私の目の前にいた老淑女(まぁしかし彼女の下半身は立派なアリだったが)がそういうと、周囲の魔族たちは一斉に歓声を上げた。

「「「「「王女殿下万歳!!」」」」」

お、王女殿下ぁああ!?
状況からして、それは私の事みたいだ。

「びえぇぇぇええっ!!」

私の絶叫は、産声のようなものに変わって、周囲に響いた。

「女王陛下、見ての通り元気な御子に御座いまする」

その声と同時に、後ろから抱き上げられた。
柔らかい何かが私の胸元に当たり、目の前には息をするのも忘れて見入ってしまうほど美しい女性の貌があった。

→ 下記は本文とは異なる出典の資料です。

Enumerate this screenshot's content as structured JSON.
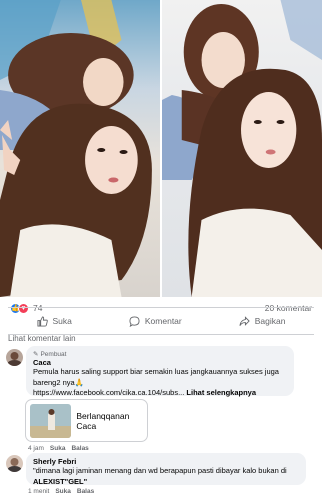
{
  "stats": {
    "reaction_count": "74",
    "comment_count": "20 komentar"
  },
  "actions": {
    "like": "Suka",
    "comment": "Komentar",
    "share": "Bagikan"
  },
  "more_comments": "Lihat komentar lain",
  "comments": [
    {
      "badge": "Pembuat",
      "author": "Caca",
      "text": "Pemula harus saling support biar semakin luas jangkauannya sukses juga bareng2 nya🙏",
      "link_text": "https://www.facebook.com/cika.ca.104/subs...",
      "see_more": "Lihat selengkapnya",
      "card_title": "Berlanqqanan Caca",
      "time": "4 jam",
      "like": "Suka",
      "reply": "Balas"
    },
    {
      "author": "Sherly Febri",
      "text_line1": "\"dimana lagi jaminan menang dan wd berapapun pasti dibayar kalo bukan di",
      "text_line2": "ALEXIST\"GEL\"",
      "time": "1 menit",
      "like": "Suka",
      "reply": "Balas"
    }
  ],
  "colors": {
    "facebook_blue": "#1877f2",
    "love_red": "#f33e58",
    "bubble_gray": "#f0f2f5",
    "hijab_brown": "#5a3324"
  }
}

「貴女の名は、アンジェリカ、アンジェリカ=アラクネーよ。生まれてきてくれて有難う」

優しく微笑む女性、どうやらマイマミーの様子。
同性である上に、実のママなのにドギマギとしてしまう。
そして、王女と呼ばれていた私のママと言う事は…。

「悪夢の森の魔王エリザベート=アラクネーの名の下に、このアンジェリカ=アラクネーを正当なる魔王位継承者と認める!!」

驚愕の事実、ママは魔王さまでしたぁ!!
でも、魔王って…。
勇者とかに倒されたりしないよね?
其れだけが非常に心配だったりします。

「さっきの卵の殻の破り方と言い、王女殿下にはきっと武芸の才能が有られますぞ!!」

「騎士団長!! 剣戟の訓練などやらせる心算ではあるまいのぅ?」

「何か問題があるのか? 宰相殿?」

「大有りじゃわい!! もしも姫様の麗しいお体に傷がついたらどうするつもりじゃ!!」

「びえぇえええぇぇえ!!」

「あぁ、申し訳ない姫様!! ほれ、いないいない〜婆!!」

余りにもうるさいのでどうにかしようとしたのだが、泣くことしかできないようだ。
しかし、そんな私に向かって慌てたように宰相と呼ばれた老淑女があやそうとしている。
何故だか、その顔がひどく面白く感じて私は笑いをこらえられなかった。
キャッキャと笑う私を見て、その場のだれもがホッコリとした顔をしている。

何はともあれ、これが私の転生1日目に起きた出来事であった。